«Aussi je vous assure, monsieur, que je n'aspire qu'à rentrer dans ma rue d'Enfer pour ne plus en sortir. J'ai rempli envers mon pays et mes amis tous mes engagements. Quand vous serez dans le conseil d'État avec M. Bertin de Vaux, je n'aurai plus rien à demander, car vos talents vous auront bientôt porté plus haut. Ma retraite a contribué un peu, j'espère, à la cessation d'une opposition redoutable; les libertés publiques sont acquises à jamais à la France. Mon sacrifice doit maintenant finir avec mon rôle. Je ne demande rien que de retourner à mon Infirmerie. Je n'ai qu'à me louer de ce pays: j'y ai été reçu à merveille; j'ai trouvé un gouvernement plein de tolérance et fort instruit des affaires hors de l'Italie, mais enfin rien ne me plaît plus que l'idée de disparaître entièrement de la scène du monde: il est bon de se faire précéder dans la tombe du silence que l'on y trouvera.

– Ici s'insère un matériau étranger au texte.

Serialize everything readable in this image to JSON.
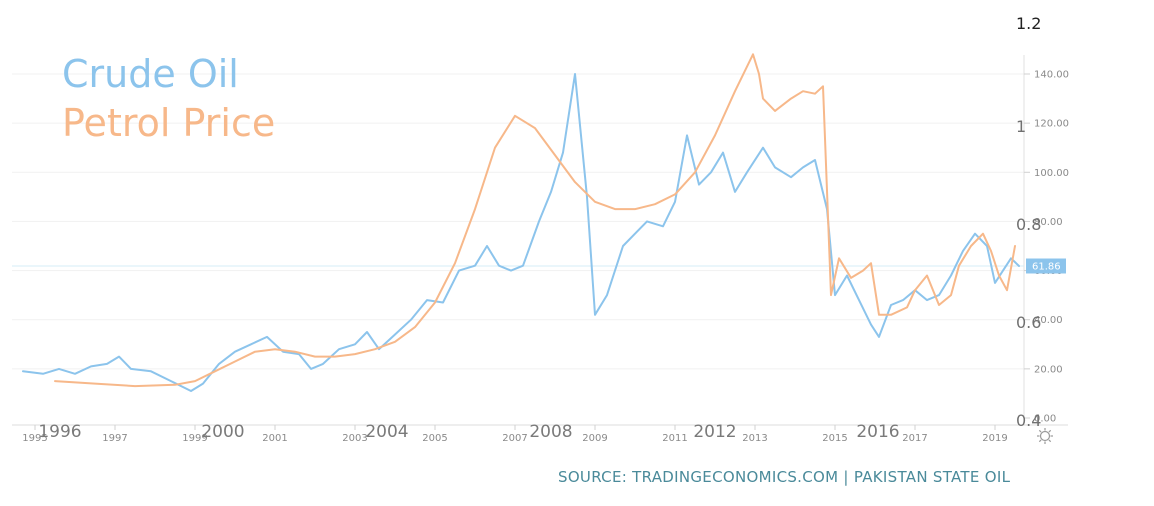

«Je vous remercie d'avoir bien voulu me parler de vos travaux. Vous ferez un ouvrage digne de vous et qui augmentera votre renommée[79]. Si vous aviez quelques recherches à faire ici, soyez assez bon pour me les indiquer: une fouille au Vatican pourrait vous fournir des trésors. Hélas! je n'ai que trop vu ce pauvre M. Thierry! je vous assure que je suis poursuivi par son souvenir: si jeune, si plein de l'amour de son travail, et s'en aller! et, comme il arrive toujours au vrai mérite, son esprit s'améliorait et la raison prenait chez lui la place du système: j'espère encore un miracle. J'ai écrit pour lui; on ne m'a pas même répondu. J'ai été plus heureux pour vous, et une lettre de M. de Martignac me fait enfin espérer que justice, bien que tardive et incomplète, vous sera faite. Je ne vis plus, monsieur, que pour mes amis; vous me permettrez de vous mettre au nombre de ceux qui me restent. Je demeure, monsieur, avec autant de sincérité que d'admiration, votre plus dévoué serviteur[80].»
«Chateaubriand.»
«Rome, samedi 8 novembre 1828.
«M. de La Ferronnays m'apprend la reddition de Varna[81] que je savais. Je crois vous avoir dit autrefois que toute la question me semblait dans la chute de cette place, et que le grand Turc ne songerait à la paix que quand les Russes auraient fait ce qu'ils n'avaient pas fait dans leurs guerres précédentes. Nos journaux ont été bien misérablement turcs dans ces derniers temps. Comment ont-ils pu jamais oublier la noble cause de la Grèce et tomber en admiration devant des barbares qui répandent sur la patrie des grands hommes et la plus belle partie de l'Europe l'esclavage et la peste? Voilà comme nous sommes, nous autres Français: un peu de mécontentement personnel nous fait oublier nos principes et les sentiments les plus généreux. Les Turcs battus me feront peut-être quelque pitié; les Turcs vainqueurs me feraient horreur.
«Voilà mon ami M. de La Ferronnays resté au pouvoir. Je me flatte que ma détermination de le suivre a éloigné les concurrents à son portefeuille. Mais enfin il faudra que je sorte d'ici; je n'aspire plus qu'à rentrer dans ma solitude et à quitter la carrière politique. J'ai soif d'indépendance pour mes dernières années. Les générations nouvelles sont élevées, elles trouveront établies les libertés publiques pour lesquelles j'ai tant combattu: qu'elles s'emparent donc, mais qu'elles ne mésusent pas de mon héritage, et que j'aille mourir en paix auprès de vous.
«Je suis allé avant-hier me promener à la villa Panfili: la belle solitude!»
«Rome, ce samedi 15 novembre.
«Il y a eu un premier bal chez Torlonia[82]. J'y ai rencontré tous les Anglais de la terre; je me croyais encore ambassadeur à Londres. Les Anglaises ont l'air de figurantes engagées pour danser l'hiver à Paris, à Milan, à Rome, à Naples, et qui retournent à Londres après leur engagement expiré au printemps. Les sautillements sur les ruines du Capitole, les mœurs uniformes que la grande société porte partout, sont des choses bien étranges: si j'avais encore la ressource de me sauver dans les déserts de Rome!